Performance analysis of the IEEE 802.11a WLAN standard Optimum and Sub-optimum receiver in frequency-selective, slowly fading Nakagami channels with AWGN and pulsed noise jamming.

The objective of this thesis is to investigate the performance of the orthogonal frequency division multiplexing (OFDM) based IEEE 802.11a wireless local area network (WLAN) standard receiver when the signal is transmitted over a frequency selective, slow fading Nakagami channel in a worst case, pulse-noise jamming environment. The different combinations of modulation type (both binary and non-binary modulation) and convolutional code rate specified by the WLAN standard, are examined. Receiver performance with Viterbi soft decision decoding (SDD) is analyzed for additive white Gaussian noise (AWGN) alone as well as for AWGN plus pulsenoise jamming (PNJ). The performance of the IEEE 802.11a WLAN standard receiver is examined both for the scenario where perfect side information is assumed (optimum receiver) and when it is not (sub-optimum receiver).

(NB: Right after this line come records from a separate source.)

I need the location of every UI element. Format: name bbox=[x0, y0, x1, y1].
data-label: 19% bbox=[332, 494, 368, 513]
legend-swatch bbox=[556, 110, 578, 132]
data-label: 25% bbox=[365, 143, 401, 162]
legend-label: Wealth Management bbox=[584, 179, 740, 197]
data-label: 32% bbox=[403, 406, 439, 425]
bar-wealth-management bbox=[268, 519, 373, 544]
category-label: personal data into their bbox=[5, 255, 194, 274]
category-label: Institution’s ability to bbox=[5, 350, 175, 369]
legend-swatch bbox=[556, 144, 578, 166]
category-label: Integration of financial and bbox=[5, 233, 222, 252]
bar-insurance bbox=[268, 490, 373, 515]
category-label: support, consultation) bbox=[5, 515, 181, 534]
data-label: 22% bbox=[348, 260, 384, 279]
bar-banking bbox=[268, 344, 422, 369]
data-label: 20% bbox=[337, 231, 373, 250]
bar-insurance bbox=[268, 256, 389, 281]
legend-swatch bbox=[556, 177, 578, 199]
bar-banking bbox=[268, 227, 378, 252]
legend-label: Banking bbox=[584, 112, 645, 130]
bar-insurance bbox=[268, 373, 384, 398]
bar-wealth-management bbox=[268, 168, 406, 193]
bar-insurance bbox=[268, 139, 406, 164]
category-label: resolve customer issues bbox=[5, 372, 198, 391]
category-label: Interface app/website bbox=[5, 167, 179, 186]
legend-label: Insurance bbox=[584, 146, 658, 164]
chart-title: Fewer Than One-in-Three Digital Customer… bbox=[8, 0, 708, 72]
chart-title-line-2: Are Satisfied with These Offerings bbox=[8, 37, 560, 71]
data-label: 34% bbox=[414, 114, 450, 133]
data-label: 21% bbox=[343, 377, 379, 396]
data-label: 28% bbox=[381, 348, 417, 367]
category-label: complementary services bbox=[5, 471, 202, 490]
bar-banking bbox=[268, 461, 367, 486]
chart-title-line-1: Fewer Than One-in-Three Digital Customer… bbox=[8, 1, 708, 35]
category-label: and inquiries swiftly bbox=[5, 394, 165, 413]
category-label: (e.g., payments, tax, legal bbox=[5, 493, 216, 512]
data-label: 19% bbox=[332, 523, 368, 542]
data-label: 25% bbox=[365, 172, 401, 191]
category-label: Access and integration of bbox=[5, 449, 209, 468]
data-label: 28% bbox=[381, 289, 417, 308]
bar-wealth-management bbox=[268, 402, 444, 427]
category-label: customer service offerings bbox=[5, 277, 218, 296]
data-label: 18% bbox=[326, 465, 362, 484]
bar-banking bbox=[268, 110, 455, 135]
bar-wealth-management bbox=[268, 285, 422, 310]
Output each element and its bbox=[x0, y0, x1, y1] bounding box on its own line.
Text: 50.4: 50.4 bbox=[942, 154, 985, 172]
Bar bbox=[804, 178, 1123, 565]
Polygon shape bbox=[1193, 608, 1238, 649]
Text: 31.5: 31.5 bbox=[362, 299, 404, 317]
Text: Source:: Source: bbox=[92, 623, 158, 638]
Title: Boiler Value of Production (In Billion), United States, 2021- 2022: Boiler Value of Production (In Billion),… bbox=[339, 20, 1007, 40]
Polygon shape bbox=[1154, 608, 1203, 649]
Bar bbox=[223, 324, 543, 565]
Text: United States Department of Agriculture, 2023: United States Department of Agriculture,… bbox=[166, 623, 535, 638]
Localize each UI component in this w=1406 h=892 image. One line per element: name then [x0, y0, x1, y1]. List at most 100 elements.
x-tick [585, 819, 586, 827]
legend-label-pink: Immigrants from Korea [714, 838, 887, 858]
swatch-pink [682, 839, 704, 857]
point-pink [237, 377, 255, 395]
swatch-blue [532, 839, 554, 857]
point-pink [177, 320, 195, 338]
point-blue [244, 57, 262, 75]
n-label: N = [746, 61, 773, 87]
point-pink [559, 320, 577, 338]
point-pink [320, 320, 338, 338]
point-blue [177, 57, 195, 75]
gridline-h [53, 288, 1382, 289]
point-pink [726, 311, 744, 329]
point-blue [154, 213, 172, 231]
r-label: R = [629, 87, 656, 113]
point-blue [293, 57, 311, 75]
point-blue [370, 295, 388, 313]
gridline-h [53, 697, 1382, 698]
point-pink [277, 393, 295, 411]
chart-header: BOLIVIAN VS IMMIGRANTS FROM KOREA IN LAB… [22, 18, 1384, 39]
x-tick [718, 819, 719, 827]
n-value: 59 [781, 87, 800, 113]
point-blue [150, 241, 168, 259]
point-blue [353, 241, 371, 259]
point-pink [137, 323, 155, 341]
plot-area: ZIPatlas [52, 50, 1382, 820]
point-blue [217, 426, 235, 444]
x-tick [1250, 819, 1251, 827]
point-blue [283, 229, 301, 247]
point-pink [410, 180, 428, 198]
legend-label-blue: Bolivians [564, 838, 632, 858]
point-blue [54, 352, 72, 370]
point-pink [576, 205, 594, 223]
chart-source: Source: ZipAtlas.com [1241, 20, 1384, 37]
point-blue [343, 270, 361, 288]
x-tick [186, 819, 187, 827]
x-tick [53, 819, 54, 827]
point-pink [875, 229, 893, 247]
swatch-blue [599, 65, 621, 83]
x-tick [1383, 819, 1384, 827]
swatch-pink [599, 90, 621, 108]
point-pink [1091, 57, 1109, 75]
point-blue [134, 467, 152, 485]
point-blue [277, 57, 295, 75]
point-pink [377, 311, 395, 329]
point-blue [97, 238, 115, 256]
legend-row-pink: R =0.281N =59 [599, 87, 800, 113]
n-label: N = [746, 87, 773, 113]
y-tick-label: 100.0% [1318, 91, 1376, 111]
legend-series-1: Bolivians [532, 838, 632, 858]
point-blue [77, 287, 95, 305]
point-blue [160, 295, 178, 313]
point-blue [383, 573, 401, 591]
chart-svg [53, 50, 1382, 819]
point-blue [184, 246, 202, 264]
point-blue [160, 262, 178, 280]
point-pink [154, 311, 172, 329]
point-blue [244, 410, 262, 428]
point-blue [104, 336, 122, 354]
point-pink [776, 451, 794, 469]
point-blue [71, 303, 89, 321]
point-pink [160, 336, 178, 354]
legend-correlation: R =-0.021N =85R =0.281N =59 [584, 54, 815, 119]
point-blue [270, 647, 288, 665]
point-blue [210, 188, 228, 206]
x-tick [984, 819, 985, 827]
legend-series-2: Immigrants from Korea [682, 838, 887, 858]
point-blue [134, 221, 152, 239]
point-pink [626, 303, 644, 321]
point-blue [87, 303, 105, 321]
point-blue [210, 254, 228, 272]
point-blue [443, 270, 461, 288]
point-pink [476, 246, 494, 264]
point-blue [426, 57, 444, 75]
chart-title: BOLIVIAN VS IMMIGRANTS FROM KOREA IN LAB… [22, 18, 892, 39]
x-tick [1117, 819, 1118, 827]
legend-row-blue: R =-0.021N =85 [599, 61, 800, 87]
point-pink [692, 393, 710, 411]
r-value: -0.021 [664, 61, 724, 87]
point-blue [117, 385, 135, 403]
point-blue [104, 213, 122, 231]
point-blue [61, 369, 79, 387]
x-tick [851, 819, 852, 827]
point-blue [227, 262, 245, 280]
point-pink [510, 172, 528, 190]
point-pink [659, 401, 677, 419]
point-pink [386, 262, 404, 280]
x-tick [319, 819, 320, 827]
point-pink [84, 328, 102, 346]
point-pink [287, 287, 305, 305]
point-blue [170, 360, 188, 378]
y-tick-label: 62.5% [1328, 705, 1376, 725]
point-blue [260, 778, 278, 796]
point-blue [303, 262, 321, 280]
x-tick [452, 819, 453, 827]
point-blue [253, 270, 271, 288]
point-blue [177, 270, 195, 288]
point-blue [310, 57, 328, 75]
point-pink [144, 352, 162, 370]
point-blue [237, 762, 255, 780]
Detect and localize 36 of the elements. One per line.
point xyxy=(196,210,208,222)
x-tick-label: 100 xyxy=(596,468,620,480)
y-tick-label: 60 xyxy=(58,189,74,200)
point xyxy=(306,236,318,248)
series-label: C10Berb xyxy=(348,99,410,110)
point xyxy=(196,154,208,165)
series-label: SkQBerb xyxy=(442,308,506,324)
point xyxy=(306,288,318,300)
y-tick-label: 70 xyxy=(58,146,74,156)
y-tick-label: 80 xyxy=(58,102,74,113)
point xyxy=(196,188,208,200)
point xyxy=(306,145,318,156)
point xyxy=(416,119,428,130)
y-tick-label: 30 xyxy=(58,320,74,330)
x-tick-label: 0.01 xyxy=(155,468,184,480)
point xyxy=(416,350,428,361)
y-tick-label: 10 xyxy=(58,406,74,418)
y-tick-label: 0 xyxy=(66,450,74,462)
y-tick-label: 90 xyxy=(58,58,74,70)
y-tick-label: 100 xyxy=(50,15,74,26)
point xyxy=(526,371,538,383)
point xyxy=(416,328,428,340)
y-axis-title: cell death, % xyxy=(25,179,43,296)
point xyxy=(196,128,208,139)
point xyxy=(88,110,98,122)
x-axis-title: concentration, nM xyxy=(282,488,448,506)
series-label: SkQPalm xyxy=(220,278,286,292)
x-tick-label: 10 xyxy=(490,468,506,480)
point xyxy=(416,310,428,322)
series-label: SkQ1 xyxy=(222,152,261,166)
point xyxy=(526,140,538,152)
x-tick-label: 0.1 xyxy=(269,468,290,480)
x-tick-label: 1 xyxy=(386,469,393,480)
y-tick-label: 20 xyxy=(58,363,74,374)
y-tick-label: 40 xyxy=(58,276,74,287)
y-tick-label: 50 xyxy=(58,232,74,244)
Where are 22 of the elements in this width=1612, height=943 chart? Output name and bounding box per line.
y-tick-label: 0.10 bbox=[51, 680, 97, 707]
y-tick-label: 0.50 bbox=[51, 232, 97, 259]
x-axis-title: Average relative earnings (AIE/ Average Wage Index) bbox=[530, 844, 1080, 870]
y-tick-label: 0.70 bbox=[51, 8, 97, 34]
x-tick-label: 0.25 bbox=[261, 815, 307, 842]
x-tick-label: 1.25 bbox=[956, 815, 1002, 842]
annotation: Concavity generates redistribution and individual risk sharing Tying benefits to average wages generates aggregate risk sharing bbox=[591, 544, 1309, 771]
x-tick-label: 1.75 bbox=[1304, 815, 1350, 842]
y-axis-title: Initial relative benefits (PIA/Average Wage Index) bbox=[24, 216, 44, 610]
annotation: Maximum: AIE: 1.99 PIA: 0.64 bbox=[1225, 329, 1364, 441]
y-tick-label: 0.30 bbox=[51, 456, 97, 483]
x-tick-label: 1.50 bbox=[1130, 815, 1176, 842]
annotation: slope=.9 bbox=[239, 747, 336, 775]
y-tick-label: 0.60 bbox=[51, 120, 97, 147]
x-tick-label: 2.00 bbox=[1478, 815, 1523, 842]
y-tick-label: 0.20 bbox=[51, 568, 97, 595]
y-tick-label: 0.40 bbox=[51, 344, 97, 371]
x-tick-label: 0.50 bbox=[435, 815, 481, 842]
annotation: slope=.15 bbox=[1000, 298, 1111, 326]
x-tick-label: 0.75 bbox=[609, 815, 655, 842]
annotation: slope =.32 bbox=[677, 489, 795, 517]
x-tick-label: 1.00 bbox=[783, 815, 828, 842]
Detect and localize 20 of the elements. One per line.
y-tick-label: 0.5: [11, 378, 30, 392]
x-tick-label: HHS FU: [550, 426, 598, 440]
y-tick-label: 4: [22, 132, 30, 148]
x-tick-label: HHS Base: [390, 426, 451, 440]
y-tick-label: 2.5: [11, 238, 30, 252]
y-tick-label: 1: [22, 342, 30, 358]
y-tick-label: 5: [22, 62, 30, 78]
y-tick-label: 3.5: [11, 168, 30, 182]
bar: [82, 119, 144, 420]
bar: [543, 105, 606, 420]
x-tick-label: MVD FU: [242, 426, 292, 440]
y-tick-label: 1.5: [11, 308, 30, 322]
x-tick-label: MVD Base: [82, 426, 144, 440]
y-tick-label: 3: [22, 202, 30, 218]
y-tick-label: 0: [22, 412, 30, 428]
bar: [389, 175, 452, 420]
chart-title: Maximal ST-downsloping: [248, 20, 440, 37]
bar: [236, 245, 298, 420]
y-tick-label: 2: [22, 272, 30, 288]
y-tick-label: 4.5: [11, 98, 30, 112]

For the sub-optimum receiver scenario, the receiver performance is examined both when noise-normalization is utilized and when only linear combining is utilized. The analysis indicates that the receiver performance is severely affected by the pulse-noise jamming environment for the linear combining scenario; however, the suboptimum receiver performance is significantly improved when noise-normalization is implemented.